By Claire Goldsmith
The adviser of the award-winning Palo Alto High School Campanile observed the Communications Department’s upper school classes April 30 as part of the Renew and Review initiative and will be at the Middle School May 1.
Esther Wojcicki created Paly’s Media Arts Center, which has over 570 students enrolled in journalism programs including the newspaper, a sports magazine, a general interest magazine, a broadcast journalism program, a yearbook, a website and a video arts program. The school’s publications won a record four Gold Crowns in March from the Columbia Scholastic Press Association.

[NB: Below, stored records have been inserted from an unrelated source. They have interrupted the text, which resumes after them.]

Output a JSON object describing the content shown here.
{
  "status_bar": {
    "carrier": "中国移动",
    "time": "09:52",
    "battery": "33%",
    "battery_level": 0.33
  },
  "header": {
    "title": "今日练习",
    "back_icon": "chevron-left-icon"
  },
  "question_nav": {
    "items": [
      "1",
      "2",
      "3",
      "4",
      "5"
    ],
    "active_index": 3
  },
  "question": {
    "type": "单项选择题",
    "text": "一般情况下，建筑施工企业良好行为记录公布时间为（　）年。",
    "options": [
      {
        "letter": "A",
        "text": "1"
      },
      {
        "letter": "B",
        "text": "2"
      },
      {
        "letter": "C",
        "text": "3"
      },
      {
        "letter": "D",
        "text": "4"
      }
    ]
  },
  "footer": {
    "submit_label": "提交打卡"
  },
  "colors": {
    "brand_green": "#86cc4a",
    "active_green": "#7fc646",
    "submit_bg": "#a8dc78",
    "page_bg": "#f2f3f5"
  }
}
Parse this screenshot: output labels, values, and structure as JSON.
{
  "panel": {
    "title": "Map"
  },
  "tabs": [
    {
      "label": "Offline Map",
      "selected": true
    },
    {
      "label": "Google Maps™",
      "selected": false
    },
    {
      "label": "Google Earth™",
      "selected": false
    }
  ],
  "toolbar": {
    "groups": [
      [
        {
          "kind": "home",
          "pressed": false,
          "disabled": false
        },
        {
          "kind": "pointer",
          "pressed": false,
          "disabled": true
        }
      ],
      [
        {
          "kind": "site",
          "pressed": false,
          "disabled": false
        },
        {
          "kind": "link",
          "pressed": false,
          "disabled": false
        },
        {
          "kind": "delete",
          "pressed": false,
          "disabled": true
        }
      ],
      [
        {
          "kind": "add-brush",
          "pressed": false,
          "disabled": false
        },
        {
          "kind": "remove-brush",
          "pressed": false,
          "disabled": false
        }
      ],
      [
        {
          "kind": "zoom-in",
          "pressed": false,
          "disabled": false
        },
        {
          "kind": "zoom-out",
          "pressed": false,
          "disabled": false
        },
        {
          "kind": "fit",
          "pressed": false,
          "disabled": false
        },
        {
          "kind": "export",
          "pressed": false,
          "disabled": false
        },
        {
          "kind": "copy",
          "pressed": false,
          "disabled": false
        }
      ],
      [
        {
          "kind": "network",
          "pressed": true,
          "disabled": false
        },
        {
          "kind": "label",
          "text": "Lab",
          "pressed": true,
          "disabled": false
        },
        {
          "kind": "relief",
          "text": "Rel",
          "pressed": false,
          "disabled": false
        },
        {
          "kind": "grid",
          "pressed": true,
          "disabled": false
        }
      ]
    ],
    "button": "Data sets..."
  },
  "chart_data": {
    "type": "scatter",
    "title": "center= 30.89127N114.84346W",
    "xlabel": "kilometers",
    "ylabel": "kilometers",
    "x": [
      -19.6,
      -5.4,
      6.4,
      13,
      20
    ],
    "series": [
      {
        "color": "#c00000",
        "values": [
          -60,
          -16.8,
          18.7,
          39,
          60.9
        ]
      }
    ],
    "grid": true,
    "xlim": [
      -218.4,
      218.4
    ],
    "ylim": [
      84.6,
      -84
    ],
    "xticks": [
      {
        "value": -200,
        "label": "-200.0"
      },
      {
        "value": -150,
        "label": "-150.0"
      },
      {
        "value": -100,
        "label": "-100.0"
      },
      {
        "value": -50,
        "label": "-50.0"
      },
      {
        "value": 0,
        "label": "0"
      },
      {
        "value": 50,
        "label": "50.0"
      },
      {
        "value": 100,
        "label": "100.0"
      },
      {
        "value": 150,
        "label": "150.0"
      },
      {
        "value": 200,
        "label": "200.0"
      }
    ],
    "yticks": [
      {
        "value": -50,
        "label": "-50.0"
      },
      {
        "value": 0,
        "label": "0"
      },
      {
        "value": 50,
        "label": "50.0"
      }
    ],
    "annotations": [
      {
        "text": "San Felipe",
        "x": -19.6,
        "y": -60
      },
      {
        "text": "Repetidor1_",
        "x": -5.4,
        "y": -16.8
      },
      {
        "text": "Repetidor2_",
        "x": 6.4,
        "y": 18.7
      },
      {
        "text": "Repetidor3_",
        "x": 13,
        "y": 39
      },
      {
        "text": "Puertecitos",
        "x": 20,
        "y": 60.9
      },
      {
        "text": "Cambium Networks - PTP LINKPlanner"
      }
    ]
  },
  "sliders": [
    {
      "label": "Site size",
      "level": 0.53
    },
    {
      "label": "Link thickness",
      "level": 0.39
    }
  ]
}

Wojcicki began her career in reporting at 14 as a “kind of a girl Friday” in an all-male newsroom at the Sunland-Tujunga Record Ledger, covering anything the older reporters didn’t want to write about.
“They taught me the importance of being concise and getting the most important information first,” Wojcicki told a sixth period Intermediate Journalism class.
At the University of California, Berkeley, Wojcicki worked on the Berkeley Daily Gazette and later was a reporter for the Glendale News Press and a part-time columnist for the Los Angeles Times.
“I seemed to have a knack for it, so it worked out for me,” she said.
Wojcicki and her husband, Stanley Wojcicki, a professor of physics at Stanford University, moved to Palo Alto, where, according to her account, nothing ever happened, so she began teaching, first at Pacific High School, later San Carlos High School and moved to Paly in 1984.
In addition to teaching, Wojcicki advocates for journalism education as a member of the California Governor’s Task Force for Technology in Education, and says she is on a “mission” to have journalism taught at the ninth grade level nationwide.